Abstract

Hemoglobin in solution augments the rate of steady state diffusion of oxygen. The flux of oxygen exceeds the diffusive flux by an amount, the facilitated flux, which is constant for a given hemoglobin concentration and is invariant with changing oxygen tension. The facilitated flux is inversely proportional to the length of the diffusion path. Facilitation decreases with increasing molecular size of the oxygen-binding proteins. From this it is concluded that facilitation results from random displacements of oxyhemoglobin molecules. Translational diffusion is considered to make a far larger contribution than rotatory diffusion. Facilitation is proportional to hemoglobin concentration in dilute solutions which approach ideal behavior and declines at greater protein concentration. It persists in very concentrated hemoglobin solutions (34%) in which the hemoglobin molecules are close packed. Facilitation requires no special property of hemoglobin other than reversible oxygen binding since hemerythrin which is not a heme protein facilitates oxygen diffusion.
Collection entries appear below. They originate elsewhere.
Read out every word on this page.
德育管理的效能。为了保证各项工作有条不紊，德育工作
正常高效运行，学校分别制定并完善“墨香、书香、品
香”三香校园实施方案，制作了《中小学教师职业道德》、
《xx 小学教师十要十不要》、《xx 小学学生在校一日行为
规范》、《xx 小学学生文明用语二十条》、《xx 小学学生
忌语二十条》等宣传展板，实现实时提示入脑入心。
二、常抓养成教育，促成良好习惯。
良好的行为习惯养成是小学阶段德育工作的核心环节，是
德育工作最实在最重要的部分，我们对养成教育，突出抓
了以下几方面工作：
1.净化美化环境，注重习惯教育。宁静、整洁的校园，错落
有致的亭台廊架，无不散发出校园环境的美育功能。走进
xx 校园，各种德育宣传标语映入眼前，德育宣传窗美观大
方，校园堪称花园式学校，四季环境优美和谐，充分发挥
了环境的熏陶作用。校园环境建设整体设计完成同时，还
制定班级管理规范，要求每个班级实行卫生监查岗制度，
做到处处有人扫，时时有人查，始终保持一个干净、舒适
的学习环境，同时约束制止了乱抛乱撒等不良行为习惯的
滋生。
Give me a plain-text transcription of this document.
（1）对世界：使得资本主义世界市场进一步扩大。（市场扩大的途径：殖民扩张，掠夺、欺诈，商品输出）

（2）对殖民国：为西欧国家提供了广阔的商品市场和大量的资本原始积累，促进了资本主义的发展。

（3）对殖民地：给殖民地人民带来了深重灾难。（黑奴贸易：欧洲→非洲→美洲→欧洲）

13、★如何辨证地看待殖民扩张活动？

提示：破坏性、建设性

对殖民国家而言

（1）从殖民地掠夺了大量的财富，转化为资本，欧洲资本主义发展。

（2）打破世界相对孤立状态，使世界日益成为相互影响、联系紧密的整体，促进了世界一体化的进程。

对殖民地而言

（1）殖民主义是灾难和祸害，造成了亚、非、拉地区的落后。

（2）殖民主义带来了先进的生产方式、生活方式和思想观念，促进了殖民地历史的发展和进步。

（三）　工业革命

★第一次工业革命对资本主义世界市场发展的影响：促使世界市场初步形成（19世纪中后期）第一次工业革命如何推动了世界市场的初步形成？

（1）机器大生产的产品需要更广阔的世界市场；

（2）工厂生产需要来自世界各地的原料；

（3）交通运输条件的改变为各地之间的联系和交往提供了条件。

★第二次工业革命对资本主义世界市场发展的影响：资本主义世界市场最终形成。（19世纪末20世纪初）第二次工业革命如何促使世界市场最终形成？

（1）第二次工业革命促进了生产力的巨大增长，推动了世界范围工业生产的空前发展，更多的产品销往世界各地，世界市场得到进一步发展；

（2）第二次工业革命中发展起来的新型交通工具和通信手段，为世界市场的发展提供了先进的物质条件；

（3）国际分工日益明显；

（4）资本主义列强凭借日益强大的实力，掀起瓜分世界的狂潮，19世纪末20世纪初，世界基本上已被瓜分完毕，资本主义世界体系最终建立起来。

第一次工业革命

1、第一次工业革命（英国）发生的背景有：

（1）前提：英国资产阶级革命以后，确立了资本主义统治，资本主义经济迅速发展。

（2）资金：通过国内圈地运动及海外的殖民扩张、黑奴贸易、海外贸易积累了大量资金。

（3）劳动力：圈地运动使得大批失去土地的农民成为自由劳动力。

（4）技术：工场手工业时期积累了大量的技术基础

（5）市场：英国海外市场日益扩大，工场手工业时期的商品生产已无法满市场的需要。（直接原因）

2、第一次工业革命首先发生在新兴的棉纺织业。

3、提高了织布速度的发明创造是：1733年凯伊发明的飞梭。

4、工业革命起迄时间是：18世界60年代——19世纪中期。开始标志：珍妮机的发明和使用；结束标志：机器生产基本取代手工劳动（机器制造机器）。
The reactions occurring during facilitated diffusion are shown to be combination and dissociation of hemoglobin and oxygen. Oxygen displacement or transfer reactions are excluded. The rates of chemical reactions may become rate-limiting. The rate-limiting step is a reaction of oxyhemoglobin. Comparison of the rates of facilitation by several hemoglobins suggests that the rate-limiting step is ligand dissociation. Facilitated carbon monoxide diffusion is minute compared to that of oxygen.